Russia has several recently-completed potash projects. EuroChem built the Usolskiy plant in the Perm region and the Volgakaliy facility in the Volgograd region. The two facilities will have a combined capacity of 1.1 million tpy, and are expected to be fully operational in 2019, once flooding issues are rectified. In spite of being the world’s fourth largest producer, China is also the world’s largest importer of potash. Demand for potash is expected to rise significantly in the next several years. Recent mandatory testing of agricultural soils indicated significant stress, and the need to replace potassium in several jurisdictions is considered acute. In mid-2018, both China and India entered into contracts for long-term muriate of potash (MOP) imports. In August, 2018, Indian importer IPL inked a US$290/t CFR (cost and freight) contract with Belarusian Potash Company. China signed for the same amount in September, which represents a US$60 increase from the year before. When adding up growth in demand and delays in ramping up new supply capacity, potash producers are optimistic on the short term future. In mid-2018, Nutrien raised its 2018 global shipping estimate from 63 – 65 million t to 65 – 67 million t.
In early 2018, the Trump administration imposed US$34 billion in tariffs on China as part of its war on trade deficits. In retaliation, China imposed countervailing tariffs of US$50 billion on American products. One of those products was soybeans, which depressed the price to US$8.50/bushel in July. In August, 2018, the Trump administration announced it would stump up to US$12 billion in aid for US farmers to shield them from the repercussions. The package includes government purchases of surplus agricultural products and direct compensation.
Analysts note that the aid package will further distort the market, emboldening US producers to continue planting soybeans in an over-supplied market. The US Department of Agriculture (USDA), announced a record 2018 crop of 4.6 billion bushels. Both Canada and the US are major soybean exporters to China; it is unclear how the ramifications of the tit-for-tat trade war will play out.

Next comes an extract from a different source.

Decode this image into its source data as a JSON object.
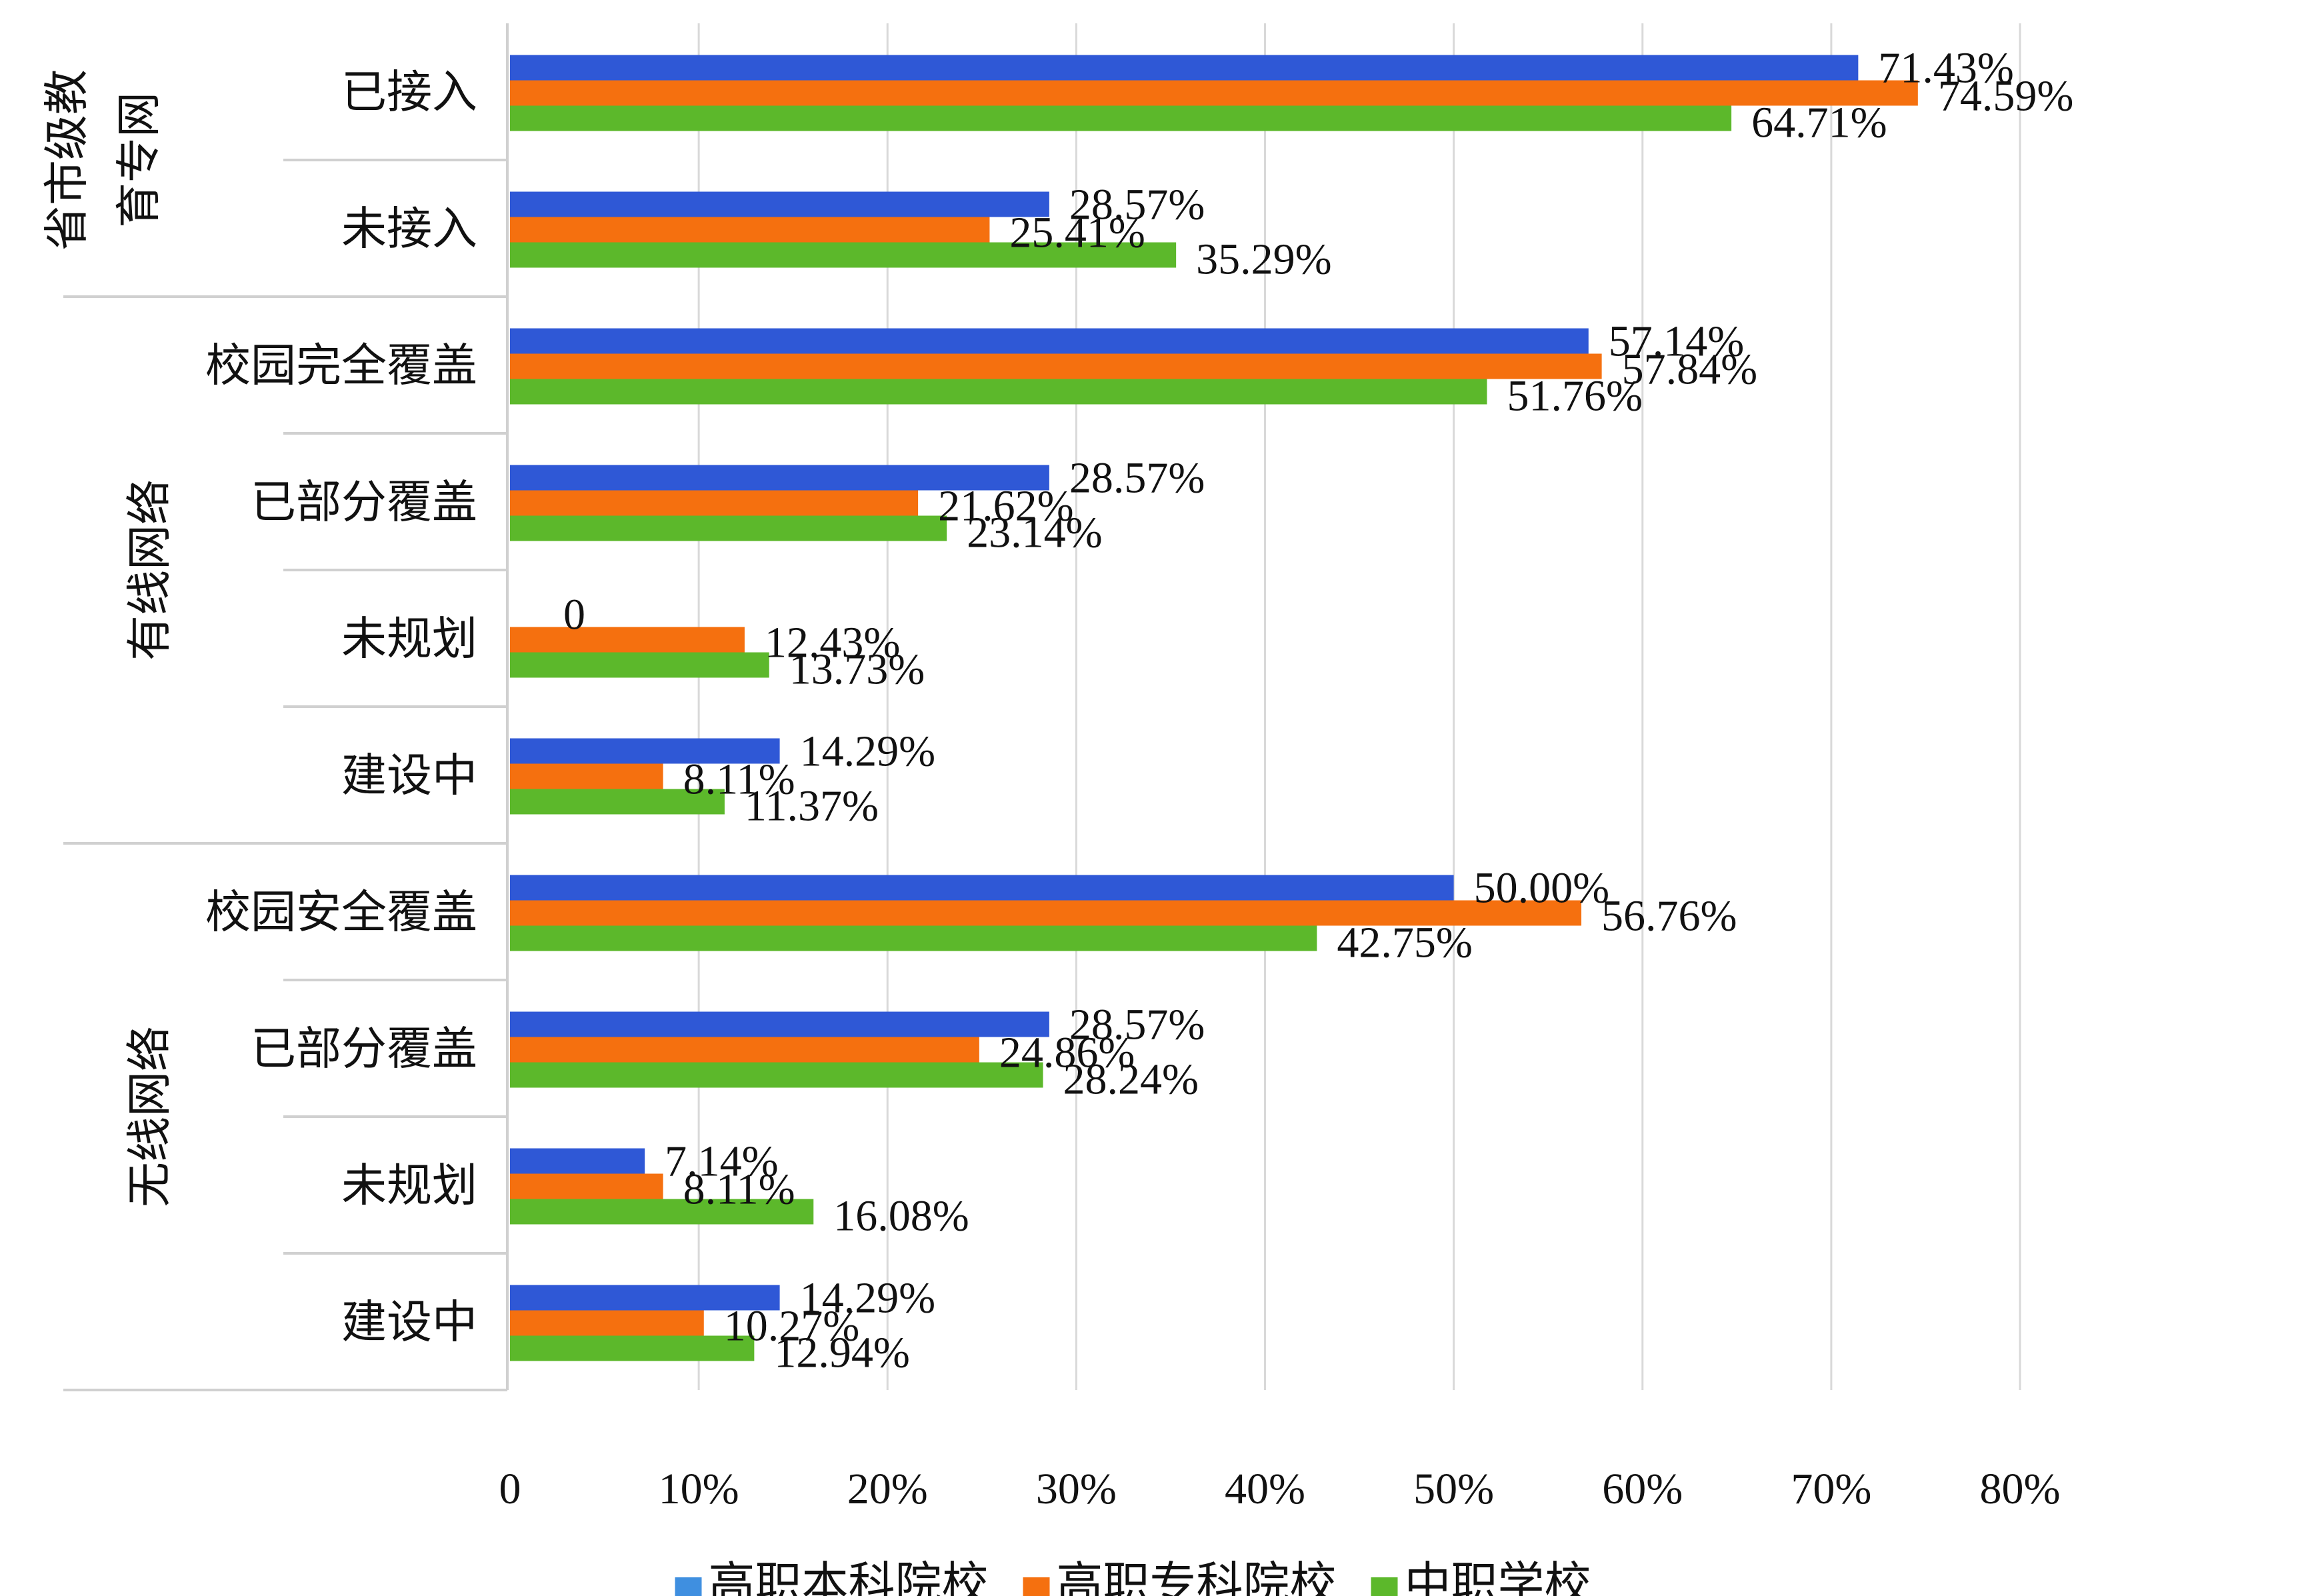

Looking further afield, several trends bode well for the sector. Demand in Asia and South America is expected to be strong over the next several years as countries professionalise their agricultural sectors. The growth in new production facilities has slowed and the shuttering of older, high-cost capacity plants has increased, bringing supply and demand closer to balance. And the world population continues to grow. Prospects for the next few years have producers smiling, for once in a very long time.